Pris sous l’angle des usages effectifs, les études sur les
usages du numérique en classe apportent donc un point de vue complémentaire
d’autres approches, qui font l’objet d’autres rapports. On peut sans doute dire
que l’analyse des usages effectifs ne permet pas de répondre à des questions qui
peuvent pourtant sembler cruciales pour les décideurs des politiques publiques
(Fluckiger, 2019a), comme la question de l’efficacité des technologies
(Pouts-Lajus, 2000 ; Chaptal, 2009). Cependant, en parallèle des études
qui peuvent montrer que sur tel point particulier, telle technologie a ou non
des effets mesurables, les études d’usages mettent en lumière les difficultés
de généralisation, les changements méso ou macroscopique (par exemple dans la
gestion de la classe, l’organisation du travail enseignant…).
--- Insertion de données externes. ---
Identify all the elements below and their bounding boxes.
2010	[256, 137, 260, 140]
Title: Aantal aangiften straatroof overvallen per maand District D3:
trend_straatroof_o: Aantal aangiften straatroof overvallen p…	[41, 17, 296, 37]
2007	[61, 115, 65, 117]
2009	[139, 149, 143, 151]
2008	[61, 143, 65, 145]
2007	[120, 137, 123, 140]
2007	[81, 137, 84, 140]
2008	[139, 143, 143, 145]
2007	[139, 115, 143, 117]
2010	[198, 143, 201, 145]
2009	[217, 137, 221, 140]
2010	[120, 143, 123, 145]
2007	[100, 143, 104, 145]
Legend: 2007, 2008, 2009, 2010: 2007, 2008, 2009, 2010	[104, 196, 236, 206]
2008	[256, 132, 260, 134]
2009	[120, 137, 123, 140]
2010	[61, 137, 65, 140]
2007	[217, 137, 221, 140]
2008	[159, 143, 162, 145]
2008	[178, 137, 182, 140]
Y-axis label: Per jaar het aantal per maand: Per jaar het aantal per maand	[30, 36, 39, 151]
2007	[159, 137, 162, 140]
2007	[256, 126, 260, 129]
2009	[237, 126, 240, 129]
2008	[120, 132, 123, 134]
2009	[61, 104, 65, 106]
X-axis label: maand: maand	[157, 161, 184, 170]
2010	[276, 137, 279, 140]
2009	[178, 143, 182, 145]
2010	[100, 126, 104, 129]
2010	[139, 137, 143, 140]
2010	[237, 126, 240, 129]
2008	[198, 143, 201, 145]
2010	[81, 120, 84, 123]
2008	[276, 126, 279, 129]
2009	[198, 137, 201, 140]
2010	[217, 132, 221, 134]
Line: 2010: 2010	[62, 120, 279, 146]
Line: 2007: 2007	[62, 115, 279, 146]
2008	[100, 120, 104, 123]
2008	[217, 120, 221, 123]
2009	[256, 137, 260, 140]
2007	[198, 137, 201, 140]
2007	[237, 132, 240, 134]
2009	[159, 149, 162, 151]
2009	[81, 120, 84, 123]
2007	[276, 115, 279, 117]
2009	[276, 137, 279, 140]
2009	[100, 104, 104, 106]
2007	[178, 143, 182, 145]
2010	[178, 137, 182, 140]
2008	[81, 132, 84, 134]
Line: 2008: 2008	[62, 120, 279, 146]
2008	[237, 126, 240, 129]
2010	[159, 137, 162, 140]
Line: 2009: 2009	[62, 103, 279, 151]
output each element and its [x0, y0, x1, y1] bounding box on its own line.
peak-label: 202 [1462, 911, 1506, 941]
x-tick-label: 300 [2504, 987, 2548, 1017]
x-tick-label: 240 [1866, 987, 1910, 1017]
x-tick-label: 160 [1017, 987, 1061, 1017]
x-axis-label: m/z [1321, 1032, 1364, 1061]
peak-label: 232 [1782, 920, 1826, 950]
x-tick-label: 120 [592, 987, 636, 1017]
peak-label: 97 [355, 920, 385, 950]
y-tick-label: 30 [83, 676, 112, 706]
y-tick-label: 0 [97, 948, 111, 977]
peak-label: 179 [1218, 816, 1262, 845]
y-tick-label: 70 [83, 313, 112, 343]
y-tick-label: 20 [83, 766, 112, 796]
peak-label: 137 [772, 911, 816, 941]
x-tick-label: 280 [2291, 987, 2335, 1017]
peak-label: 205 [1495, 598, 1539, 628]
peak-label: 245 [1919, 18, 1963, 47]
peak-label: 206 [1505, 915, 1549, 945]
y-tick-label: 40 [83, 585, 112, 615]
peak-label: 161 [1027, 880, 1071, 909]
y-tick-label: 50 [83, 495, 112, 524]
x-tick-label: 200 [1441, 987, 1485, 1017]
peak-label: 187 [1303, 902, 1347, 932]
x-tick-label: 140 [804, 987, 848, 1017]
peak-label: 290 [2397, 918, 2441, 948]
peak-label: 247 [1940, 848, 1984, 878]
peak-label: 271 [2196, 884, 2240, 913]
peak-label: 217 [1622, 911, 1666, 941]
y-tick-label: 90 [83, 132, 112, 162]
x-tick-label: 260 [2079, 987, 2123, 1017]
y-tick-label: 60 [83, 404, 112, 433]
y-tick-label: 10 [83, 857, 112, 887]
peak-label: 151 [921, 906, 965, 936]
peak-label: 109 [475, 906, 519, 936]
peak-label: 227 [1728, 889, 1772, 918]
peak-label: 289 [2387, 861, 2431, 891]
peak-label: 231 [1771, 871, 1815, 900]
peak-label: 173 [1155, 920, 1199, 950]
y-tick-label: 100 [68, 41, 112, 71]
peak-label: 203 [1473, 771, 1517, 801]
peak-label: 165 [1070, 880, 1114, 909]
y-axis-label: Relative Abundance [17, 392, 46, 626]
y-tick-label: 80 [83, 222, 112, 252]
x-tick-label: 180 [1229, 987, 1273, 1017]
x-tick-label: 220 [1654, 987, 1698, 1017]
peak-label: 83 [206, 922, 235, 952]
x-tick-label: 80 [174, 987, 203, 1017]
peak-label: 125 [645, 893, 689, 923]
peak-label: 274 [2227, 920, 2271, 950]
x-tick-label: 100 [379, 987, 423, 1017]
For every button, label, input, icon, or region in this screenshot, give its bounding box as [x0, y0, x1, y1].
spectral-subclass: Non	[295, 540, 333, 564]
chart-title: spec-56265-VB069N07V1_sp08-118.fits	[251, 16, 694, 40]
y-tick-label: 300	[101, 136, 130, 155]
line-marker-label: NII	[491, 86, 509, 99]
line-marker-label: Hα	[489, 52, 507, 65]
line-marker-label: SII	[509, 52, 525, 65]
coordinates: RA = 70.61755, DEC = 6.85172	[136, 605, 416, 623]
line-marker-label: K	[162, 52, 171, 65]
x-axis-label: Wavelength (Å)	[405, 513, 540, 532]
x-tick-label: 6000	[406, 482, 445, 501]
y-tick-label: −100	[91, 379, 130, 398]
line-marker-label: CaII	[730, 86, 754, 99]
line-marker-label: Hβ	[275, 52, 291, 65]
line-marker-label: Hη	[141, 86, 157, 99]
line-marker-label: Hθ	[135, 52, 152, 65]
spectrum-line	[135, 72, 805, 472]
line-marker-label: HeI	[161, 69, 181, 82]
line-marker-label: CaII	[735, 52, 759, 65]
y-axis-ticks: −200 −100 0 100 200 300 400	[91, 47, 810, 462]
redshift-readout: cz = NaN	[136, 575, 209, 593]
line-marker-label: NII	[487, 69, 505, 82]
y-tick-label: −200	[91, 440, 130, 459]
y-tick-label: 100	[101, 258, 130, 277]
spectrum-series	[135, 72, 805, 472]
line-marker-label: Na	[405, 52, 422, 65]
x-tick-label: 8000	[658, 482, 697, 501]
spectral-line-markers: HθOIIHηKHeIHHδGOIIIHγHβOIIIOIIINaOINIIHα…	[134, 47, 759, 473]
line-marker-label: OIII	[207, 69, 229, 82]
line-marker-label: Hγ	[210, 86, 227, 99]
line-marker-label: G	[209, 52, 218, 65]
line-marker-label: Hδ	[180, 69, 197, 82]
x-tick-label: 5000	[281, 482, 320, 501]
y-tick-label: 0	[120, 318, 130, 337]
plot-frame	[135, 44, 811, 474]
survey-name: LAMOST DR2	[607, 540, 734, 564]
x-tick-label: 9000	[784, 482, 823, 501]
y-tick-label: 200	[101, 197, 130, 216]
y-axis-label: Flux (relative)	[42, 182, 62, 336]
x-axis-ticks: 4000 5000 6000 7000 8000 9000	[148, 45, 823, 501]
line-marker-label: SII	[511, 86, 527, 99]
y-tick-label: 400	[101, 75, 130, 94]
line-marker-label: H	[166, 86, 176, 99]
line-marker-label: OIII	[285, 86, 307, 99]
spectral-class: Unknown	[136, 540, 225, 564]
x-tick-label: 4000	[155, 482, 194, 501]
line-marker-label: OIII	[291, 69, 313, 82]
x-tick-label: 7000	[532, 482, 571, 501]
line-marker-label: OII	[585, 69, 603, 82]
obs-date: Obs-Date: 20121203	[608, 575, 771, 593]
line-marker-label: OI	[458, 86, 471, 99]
Précisons enfin que toutes les technologies numériques
abordées dans ce rapport ont fait l’objet d’une très abondante littérature,
tant anglo-saxonne que francophone. Comme le fait remarquer Train (2013) pour
le cas du TNI, les premières publications sont souvent le fait de « praticiens
acquis à la cause technologique dans l’enseignement » puis par des
rapports gouvernementaux ou d’institutions internationales qui se situent, dans
l’immense majorité des cas, dans ce que Collin (2016) nomme « le paradigme
de l’impact ». Plus que d’éclairer les usages du point de vue des usagers, il s’agit pour ces travaux d’apporter des
éléments de choix d’investissement aux financeurs et décideurs publics, en
cherchant des effets à cette
implantation. Les travaux présentés ici sont à la fois plus modestes et plus
ambitieux, en ce qu’ils cherchent à « dépasser un premier questionnement
centré sur le caractère fondamentalement bon ou néfaste de cette technologie et
de s’engager dans l’examen de questions concernant » les conditions
d’usage effectif, les facteurs qui les favorisent, etc. (Train, 2013, p. 67).